Laki-laki itu ternyata masih memerhatikan gerak Hayya.

"Sepatunya basah, ya?" sapanya kembali.

"Uhm." Jawab Hayya singkat.

"Sepatunya bagus. Unik." Ucap laki-laki itu.

Hayya tak menjawab satu kata pun.

"Sepertinya baterai di kipasnya sudah melemah. Anginnya ndak kencang. Mau pinjem punya saya? Kebetulan tadi punya adik tak bawa." Laki-laki itu menyodorkan sebuah kipas elektrik bermotif kucing biru.

"Ndak usah." Hayya kembali menjawab sekilas.

Laki-laki itu malah menyalakan kipas elektriknya. Mendekatkan ke ujung sepatu Hayya.

"Kalau begini, akan lebih cepat kering." Ucapnya ramah.

Hayya terdiam. Ia baru mulai berani menatap suara khas itu. Ternyata, sama-sama berseragam putih abu-abu.

"Sepertinya kita dari satu sekolah. Kenal aku nggak?"

Hayya kembali menatap wajah pemilik suara khas yang lembut itu. Kulitnya sawo matang dengan alis hitam dan bola mata yang bulat sempurna.

"Ehm... sepertinya tidak. Atau mungkin aku lupa," ucap Hayya gugup.

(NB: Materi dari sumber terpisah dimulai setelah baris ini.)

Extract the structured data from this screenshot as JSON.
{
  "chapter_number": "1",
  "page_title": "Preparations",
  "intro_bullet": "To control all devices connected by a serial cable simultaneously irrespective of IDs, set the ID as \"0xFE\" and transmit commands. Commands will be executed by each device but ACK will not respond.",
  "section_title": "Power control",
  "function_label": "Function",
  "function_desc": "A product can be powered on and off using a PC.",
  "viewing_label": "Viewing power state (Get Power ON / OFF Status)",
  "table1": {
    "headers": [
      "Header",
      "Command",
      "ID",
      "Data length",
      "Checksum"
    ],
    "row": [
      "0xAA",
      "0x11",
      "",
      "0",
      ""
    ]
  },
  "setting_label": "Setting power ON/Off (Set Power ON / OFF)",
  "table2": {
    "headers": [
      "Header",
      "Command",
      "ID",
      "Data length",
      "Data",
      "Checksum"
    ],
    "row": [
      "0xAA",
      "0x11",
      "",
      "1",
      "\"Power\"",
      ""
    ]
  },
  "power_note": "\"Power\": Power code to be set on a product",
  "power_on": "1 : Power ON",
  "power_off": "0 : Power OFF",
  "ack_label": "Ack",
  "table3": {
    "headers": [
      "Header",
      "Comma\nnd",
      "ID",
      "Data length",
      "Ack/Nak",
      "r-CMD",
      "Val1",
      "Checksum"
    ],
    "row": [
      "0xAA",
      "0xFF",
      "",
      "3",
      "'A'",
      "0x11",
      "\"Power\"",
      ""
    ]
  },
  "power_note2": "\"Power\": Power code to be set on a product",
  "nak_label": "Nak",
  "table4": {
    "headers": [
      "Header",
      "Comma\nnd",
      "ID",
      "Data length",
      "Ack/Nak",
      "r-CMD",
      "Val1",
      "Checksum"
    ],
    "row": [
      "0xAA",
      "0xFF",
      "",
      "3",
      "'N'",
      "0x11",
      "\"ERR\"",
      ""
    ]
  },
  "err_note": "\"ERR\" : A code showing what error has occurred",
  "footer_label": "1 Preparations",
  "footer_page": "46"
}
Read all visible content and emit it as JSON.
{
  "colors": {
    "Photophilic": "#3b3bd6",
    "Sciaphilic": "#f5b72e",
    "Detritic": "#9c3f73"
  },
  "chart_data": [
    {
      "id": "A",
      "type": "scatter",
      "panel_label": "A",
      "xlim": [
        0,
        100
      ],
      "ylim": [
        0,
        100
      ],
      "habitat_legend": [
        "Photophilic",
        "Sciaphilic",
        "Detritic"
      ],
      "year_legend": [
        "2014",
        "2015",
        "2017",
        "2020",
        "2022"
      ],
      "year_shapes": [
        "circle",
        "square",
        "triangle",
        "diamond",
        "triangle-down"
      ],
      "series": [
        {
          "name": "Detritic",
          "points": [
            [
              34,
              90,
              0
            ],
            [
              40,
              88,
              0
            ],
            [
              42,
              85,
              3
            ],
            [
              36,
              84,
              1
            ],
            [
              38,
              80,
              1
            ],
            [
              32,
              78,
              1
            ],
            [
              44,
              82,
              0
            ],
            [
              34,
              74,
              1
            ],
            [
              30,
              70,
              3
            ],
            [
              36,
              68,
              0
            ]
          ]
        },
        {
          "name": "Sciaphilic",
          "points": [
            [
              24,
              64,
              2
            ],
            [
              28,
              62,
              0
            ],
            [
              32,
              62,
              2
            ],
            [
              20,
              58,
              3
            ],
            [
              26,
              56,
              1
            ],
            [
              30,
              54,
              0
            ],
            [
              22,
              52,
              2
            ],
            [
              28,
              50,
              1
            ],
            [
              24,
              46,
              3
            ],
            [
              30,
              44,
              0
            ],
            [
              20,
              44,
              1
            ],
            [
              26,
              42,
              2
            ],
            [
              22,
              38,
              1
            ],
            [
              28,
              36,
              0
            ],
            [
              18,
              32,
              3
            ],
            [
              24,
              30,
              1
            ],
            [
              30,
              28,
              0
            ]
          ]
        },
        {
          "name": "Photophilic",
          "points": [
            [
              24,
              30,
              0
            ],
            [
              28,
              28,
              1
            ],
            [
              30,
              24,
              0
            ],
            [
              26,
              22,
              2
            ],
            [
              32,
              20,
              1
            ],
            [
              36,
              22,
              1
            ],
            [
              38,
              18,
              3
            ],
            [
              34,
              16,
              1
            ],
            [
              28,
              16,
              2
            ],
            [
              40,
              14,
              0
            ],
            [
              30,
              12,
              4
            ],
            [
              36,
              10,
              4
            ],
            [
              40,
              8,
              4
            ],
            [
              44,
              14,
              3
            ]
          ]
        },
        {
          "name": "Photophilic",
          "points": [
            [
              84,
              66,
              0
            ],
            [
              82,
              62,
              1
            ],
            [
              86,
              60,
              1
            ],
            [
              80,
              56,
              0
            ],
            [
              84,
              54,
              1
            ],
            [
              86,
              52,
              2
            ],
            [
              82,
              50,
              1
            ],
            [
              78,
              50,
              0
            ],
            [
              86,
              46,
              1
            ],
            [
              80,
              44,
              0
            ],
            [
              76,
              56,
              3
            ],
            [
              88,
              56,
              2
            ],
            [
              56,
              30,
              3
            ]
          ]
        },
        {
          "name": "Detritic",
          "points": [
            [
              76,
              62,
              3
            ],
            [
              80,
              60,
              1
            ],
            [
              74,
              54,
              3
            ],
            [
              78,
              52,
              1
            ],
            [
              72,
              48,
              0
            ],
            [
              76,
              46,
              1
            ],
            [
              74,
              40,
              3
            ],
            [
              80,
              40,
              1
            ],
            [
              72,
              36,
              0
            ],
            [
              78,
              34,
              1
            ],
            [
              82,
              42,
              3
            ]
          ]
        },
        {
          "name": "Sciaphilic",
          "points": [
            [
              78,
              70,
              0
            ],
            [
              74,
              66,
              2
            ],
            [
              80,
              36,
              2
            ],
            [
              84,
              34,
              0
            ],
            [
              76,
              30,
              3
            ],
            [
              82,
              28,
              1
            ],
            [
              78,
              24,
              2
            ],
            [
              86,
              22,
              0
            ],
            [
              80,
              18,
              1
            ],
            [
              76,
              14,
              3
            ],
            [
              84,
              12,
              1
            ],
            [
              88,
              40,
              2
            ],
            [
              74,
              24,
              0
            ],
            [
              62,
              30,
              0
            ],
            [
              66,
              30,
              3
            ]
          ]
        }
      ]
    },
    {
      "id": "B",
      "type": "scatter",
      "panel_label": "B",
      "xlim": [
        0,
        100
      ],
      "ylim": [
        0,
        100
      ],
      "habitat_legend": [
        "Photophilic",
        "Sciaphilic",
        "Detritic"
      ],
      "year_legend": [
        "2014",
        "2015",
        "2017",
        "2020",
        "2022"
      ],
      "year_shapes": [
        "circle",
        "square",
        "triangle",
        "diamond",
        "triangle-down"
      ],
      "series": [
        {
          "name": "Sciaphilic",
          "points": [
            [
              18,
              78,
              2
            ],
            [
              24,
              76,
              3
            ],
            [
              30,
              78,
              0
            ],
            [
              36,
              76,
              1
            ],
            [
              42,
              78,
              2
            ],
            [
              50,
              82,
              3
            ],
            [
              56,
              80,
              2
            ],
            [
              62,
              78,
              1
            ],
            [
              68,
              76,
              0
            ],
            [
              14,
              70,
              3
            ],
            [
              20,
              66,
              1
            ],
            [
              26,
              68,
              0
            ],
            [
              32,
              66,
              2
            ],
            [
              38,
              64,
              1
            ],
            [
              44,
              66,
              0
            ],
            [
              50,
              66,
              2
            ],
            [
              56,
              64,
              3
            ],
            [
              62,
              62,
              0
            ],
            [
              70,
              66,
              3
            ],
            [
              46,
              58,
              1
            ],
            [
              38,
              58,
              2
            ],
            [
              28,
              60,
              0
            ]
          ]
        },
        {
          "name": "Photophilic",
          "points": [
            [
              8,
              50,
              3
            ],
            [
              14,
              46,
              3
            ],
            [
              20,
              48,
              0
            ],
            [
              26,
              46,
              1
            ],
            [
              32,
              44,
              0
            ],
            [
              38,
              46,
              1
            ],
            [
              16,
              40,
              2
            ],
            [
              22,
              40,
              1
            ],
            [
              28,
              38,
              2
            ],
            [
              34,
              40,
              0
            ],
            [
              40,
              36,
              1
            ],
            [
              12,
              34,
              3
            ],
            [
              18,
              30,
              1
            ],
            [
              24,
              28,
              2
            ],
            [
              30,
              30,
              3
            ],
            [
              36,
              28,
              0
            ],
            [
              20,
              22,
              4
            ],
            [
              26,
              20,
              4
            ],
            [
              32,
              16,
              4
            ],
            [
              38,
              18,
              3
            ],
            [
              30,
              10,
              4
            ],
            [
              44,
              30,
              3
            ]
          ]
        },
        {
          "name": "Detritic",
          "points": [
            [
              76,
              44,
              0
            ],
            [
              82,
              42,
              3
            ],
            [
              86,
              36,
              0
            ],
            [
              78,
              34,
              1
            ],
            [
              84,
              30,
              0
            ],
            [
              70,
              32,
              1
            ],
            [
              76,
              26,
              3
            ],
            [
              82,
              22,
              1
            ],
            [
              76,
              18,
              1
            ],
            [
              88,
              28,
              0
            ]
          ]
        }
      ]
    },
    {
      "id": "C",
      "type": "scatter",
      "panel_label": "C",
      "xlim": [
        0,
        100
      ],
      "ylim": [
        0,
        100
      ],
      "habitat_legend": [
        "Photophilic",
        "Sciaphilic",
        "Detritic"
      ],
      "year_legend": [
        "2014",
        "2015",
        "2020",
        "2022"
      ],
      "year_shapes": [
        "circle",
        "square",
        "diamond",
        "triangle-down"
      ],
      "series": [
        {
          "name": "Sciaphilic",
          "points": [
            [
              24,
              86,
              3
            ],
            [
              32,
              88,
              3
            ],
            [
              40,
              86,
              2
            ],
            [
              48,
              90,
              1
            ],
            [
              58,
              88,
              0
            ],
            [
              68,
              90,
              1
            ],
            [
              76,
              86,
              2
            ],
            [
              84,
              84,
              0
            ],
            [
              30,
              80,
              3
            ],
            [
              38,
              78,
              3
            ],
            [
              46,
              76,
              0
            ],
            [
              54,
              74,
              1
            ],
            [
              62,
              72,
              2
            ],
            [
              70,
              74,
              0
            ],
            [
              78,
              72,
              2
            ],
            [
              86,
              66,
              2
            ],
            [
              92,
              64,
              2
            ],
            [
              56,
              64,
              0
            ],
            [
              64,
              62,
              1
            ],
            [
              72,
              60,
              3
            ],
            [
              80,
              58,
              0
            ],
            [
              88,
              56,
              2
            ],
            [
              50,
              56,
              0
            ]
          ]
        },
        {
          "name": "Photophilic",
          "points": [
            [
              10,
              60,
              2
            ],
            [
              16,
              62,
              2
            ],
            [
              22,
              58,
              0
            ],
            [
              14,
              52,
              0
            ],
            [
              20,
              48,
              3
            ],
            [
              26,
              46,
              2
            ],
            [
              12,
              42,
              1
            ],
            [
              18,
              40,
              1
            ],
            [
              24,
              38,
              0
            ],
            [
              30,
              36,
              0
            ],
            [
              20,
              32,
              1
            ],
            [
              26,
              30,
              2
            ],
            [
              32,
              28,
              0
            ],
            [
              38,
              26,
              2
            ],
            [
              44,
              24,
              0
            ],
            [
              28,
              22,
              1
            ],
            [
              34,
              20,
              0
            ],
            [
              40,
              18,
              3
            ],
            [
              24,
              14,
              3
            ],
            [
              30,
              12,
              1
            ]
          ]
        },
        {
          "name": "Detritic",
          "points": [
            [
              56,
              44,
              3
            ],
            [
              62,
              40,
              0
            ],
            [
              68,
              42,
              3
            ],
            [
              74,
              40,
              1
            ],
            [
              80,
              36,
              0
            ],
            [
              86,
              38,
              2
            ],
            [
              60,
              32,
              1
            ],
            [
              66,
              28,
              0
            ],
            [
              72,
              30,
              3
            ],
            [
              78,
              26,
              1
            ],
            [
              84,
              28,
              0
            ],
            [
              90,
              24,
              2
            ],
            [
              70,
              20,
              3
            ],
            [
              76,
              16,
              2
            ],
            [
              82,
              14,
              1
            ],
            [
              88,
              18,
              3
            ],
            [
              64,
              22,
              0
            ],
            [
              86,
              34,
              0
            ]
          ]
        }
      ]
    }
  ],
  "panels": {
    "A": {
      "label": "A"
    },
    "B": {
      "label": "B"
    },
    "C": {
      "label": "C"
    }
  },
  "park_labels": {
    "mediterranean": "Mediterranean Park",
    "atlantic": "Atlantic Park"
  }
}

"Nah... sepertinya sepatunya sudah kering." Tangan laki-laki itu hendak menyentuh ujung sepatu Hayya. Hayya refleks menarik kakinya.

"Maaf, jangan."

"Oh... iya. Maaf cuma mau mastiin sudah kering atau belum. Keliatannya cemas banget soalnya," tutur laki-laki dengan kipas bermotif kucing biru di tangannya itu.

"Oh ya. Kipas kita sama ternyata." Lanjutnya seakan mengajak Hayya masuk dalam obrolannya.

Hayya tak menjawab. Tak berapa lama kemudian, ia bernjak.

"Maaf, permisi. Saya mau turun."

"Oh iya. Sudah sampai?"

Hayya mengangguk. Laki-laki itu memersilahkannya. Hayya melangkah cepat dari tempat duduknya. Melihat mendung yang kian gelap, wajahnya kian terlihat gugup dan bersegera keluar dari Bus.

"Hey!! Kipasnya ketinggalan!" Laki-laki itu memanggilnya. Namun, Hayya sudah jauh berjalan dan turun dari Bus.

"Oh... gadis SMA yang aneh. Kenapa dengan ujung sepatunya yang basah ia bisa secemas itu? Atau ada hal lain yang dia cemaskan?" gumam laki-laki yang kini memegang dua kipas elektrik berbentuk kepala kucing warna biru itu.